Hopscotch is a stream-of-consciousness novel which can be read according to two different sequences of chapters. This novel is often referred to as a counter-novel, as it was by Cortázar himself.

Written in an episodic, snapshot manner, the novel has 155 chapters, the last 99 designated as "expendable." Some of these "expendable" chapters fill in gaps that occur in the main storyline, while others add information about the characters or record the aesthetic or literary speculations of a writer named Morelli who makes a brief appearance in the narrative. Some of the "expendable" chapters at first seem like random musings, but upon closer inspection solve questions that arise during the reading of the first two parts of the book.
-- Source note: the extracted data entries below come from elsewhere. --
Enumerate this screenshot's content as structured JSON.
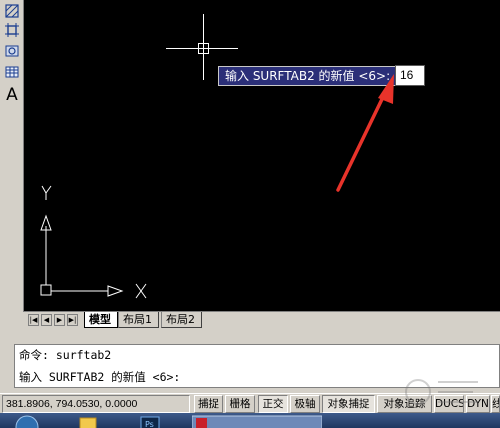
{
  "toolbar": {
    "icons": [
      "hatch-icon",
      "region-icon",
      "boundary-icon",
      "table-icon",
      "text-icon"
    ],
    "text_tool_label": "A"
  },
  "drawing": {
    "dynamic_prompt": "输入 SURFTAB2 的新值 <6>:",
    "dynamic_input_value": "16",
    "ucs_x_label": "X",
    "ucs_y_label": "Y",
    "background_color": "#000000",
    "arrow_color": "#e8332a"
  },
  "tabs": {
    "model": "模型",
    "layout1": "布局1",
    "layout2": "布局2"
  },
  "command": {
    "history_line": "命令: surftab2",
    "current_line": "输入 SURFTAB2 的新值 <6>:"
  },
  "status": {
    "coordinates": "381.8906, 794.0530, 0.0000",
    "snap": "捕捉",
    "grid": "栅格",
    "ortho": "正交",
    "polar": "极轴",
    "osnap": "对象捕捉",
    "otrack": "对象追踪",
    "ducs": "DUCS",
    "dyn": "DYN",
    "lwt": "线"
  },
  "taskbar": {
    "items": [
      "start-button-icon",
      "explorer-icon",
      "photoshop-icon",
      "autocad-task-icon"
    ]
  }
}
An author's note suggests that the book would best be read in one of two possible ways, either progressively from chapters 1 to 56 or by "hopscotching" through the entire set of 155 chapters according to a "Table of Instructions" designated by the author. Cortázar also leaves the reader the option of choosing a unique path through the narrative.

Several narrative techniques are employed throughout the book, and frequently overlap, including first person, third person, and a kind of stream-of-consciousness. Traditional spelling and grammatical rules are often bent and sometimes broken outright.

The first 36 chapters of the novel in numerical order are grouped under the heading "From the Other Side." They provide an account of the life of Horacio Oliveira, an Argentine intellectual. He experiences life in Paris in the 1950s. The other characters consist of La Maga and a band of bohemian intellectuals who call themselves the Serpent Club.

The story opens with Horacio searching the bridges of Paris for La Maga, who has disappeared. The story progresses in a non-linear order. Scenes with the Serpent Club, which convenes in the evening to drink, listen to jazz music, and engage in arguments about art and life alternate with descriptions of Oliveira's solitary jaunts through the city.